Leider ist das oft der Fall. Das zeigt schon die Vielfalt der Sprachbilder dafür: Resiliente Menschen haben eine dicke Haut, die Ruhe weg. Die fallen immer wieder auf die Füße, die haut nichts um, sie sind wie Stehaufmännchen. Die wissen sich immer zu helfen und sind unverwüstlich, denn an ihnen perlt alles ab.
Vor einigen Jahren tauchte DAFÜR ein besonders sympathischer Sinnspruch auf: „Hinfallen, aufstehen, Krönchen richten, weitermachen.“ Ist „Resilienz“ also nur ein neues Wort für etwas Uraltes? Nicht ganz, denn der Begriff hat dazu geführt, dass viele nun genauer nachfragen, was Resilienz ist, wo sie herkommt, wie man sie stärken kann und was ihr Ziel ist. Darüber hat der katholische Theologe Elias D. Spangl ein Buch geschrieben. Es trägt den Titel „Resilienz durch Glauben?“. Darin rückt der Autor den Begriff des Gedeihens in den Mittelpunkt. Gedeihen trotz schwieriger Umstände. Dieser Begriff ist ihm wichtig, weil er mehr meint als Durchhalten und Bewältigen. Gedeihen meint aktiv gestalten und idealerweise an den widrigen Umständen sogar wachsen und stärker werden. Diese Erfahrung hat der Apostel Paulus offenbar auch gemacht. Er formuliert sie so:
„Wir sind von allen Seiten bedrängt, aber wir ängstigen uns nicht. Uns ist bange, aber wir verzagen nicht. Wir werden unterdrückt, aber wir kommen nicht um.“
Es gibt Menschen, die schliddern von einer Krise in die nächste und dazwischen kriegen sie noch Schicksalsschläge ab. Sie haben mehr als genug Gründe mit allem zu hadern: mit dem Leben, mit sich selbst und mit Gott. Doch stattdessen verströmen sie eine Lebensfreude, die verblüffend ist – und andere ins Nachdenken bringt. Wie kommt es, dass sie so lebenslustig, humorvoll und stark sein können, während ich und andere schon bei viel kleineren Widrigkeiten verzweifeln würden?
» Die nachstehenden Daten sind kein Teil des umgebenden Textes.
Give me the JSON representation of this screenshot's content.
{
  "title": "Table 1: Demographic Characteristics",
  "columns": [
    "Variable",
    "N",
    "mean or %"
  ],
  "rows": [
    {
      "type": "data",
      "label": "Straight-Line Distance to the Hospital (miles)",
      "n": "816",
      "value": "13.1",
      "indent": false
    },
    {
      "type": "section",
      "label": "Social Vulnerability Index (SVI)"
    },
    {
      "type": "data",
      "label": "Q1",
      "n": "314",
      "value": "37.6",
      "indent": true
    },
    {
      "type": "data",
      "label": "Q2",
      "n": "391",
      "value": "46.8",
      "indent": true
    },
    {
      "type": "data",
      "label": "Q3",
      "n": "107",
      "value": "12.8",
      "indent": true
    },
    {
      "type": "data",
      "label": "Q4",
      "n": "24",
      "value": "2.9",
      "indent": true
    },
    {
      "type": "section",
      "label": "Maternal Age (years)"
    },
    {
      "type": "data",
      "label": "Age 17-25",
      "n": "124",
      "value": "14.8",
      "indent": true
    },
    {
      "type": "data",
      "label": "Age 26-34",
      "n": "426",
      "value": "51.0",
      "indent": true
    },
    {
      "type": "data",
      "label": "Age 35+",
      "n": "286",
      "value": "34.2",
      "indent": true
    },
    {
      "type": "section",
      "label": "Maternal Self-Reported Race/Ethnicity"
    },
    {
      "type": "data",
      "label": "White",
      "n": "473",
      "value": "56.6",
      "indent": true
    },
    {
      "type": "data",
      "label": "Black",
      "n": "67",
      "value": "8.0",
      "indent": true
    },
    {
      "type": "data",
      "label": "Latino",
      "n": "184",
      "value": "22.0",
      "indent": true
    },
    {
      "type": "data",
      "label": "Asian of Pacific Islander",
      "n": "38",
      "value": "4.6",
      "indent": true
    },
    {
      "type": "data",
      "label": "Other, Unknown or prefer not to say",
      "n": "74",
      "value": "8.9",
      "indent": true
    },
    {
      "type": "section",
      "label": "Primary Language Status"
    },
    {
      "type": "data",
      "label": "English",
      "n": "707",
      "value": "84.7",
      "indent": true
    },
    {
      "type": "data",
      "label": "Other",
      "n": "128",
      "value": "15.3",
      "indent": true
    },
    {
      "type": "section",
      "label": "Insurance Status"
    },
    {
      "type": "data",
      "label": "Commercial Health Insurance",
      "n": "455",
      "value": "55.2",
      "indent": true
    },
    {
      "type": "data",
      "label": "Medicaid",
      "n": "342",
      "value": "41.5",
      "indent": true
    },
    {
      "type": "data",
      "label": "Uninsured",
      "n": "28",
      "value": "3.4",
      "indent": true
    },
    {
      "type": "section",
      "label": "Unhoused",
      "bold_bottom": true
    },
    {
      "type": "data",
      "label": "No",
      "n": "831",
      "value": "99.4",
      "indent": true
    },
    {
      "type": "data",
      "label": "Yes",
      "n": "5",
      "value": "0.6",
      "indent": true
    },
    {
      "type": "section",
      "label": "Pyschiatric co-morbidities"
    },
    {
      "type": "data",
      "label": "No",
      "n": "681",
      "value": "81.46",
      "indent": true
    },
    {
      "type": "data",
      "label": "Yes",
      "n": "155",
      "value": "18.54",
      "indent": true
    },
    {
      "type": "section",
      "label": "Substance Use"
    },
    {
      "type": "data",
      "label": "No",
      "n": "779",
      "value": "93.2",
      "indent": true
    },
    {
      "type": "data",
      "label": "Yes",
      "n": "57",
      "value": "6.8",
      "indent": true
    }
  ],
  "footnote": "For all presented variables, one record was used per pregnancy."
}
Darauf kann die Resilienz-Forschung einige Antworten geben. Eine davon kann enttäuschend sein: Resilienz ist angeboren. Sie gehört zu den festen Eigenschaften mancher Menschen, sie sind eben Frohnaturen. Vielleicht ist das für die anderen auch entlastend. Dann ist es nicht nur ein persönliches Versagen, wenn die eigene Resilienz schwächelt.
Aber zur Resilienz trägt mehr bei. Dazu gehört das soziale Umfeld: eine Familie, in der man geliebt wird und sich geborgen fühlt. Ein Freundeskreis, in dem vertrauensvoll und offen gesprochen wird. Menschen sind resilienter, wenn sie Spielräume zum Gestalten haben. Das sagen Resilienz-Forscher und weisen auch der Gesellschaft eine wichtige Rolle zu. Sie stärkt die Resilienz, wenn sie Freiheiten eröffnet und Respekt für die Menschen vermittelt sowie andere wichtige Werte. Resilienz ist die kleine Schwester eines großen Vertrauens - in die Familie, in Freunde und Freundinnen, in die Gesellschaft, in Gott und auch in sich selbst.
Für seine Resilienz kann man selbst etwas tun – und man muss das sogar: Zum einen das eigene soziale Umfeld gut pflegen. Zum zweiten sich nicht ständig bis zur Erschöpfung verausgaben, sondern eine Kräftereserve vorhalten. Mit ihr kann man dann noch auf belastende Dinge eingehen. Drittens gehört zur Resilienz auch, die Grenzen der eigenen Kraft und die Grenzen des Machbaren zu achten.
Viertens schließlich: Man kann an seiner Haltung arbeiten - sich öffnen für Prozesse des Gedeihens. Dazu gehört auch auf Veränderungen einzugehen, zum Beispiel sich verabschieden können von liebgewordenen Erwartungen, von Zielen und Hoffnungen, wenn sie sich als unrealistisch erweisen.
Bei Menschen, die trotz eines harten Schicksals lebensfroh sind, fällt mir eines auf: Sie kämpfen für ihr Leben, aber sie hadern nicht. Wenn etwas nicht so kommt wie gewünscht, treten sie einen Schritt zurück und orientieren sich neu. Mit Unvermeidlichem finden sie sich ab. Resilienz braucht sowohl Widerstandskraft als auch Ergebung in sein Schicksal. Ergebung wie der Bambus mit seinen elastischen Stangen, Widerstandskraft wie die Eiche mit ihrem dicken Stamm. Über das spannungsvolle Verhältnis zwischen Ergebung und Widerstand hat der Liedermacher Wolf Biermann ein Lied geschrieben. Es trägt den Titel „Ermutigung“ und ist für mich die Resilienz-Hymne schlechthin.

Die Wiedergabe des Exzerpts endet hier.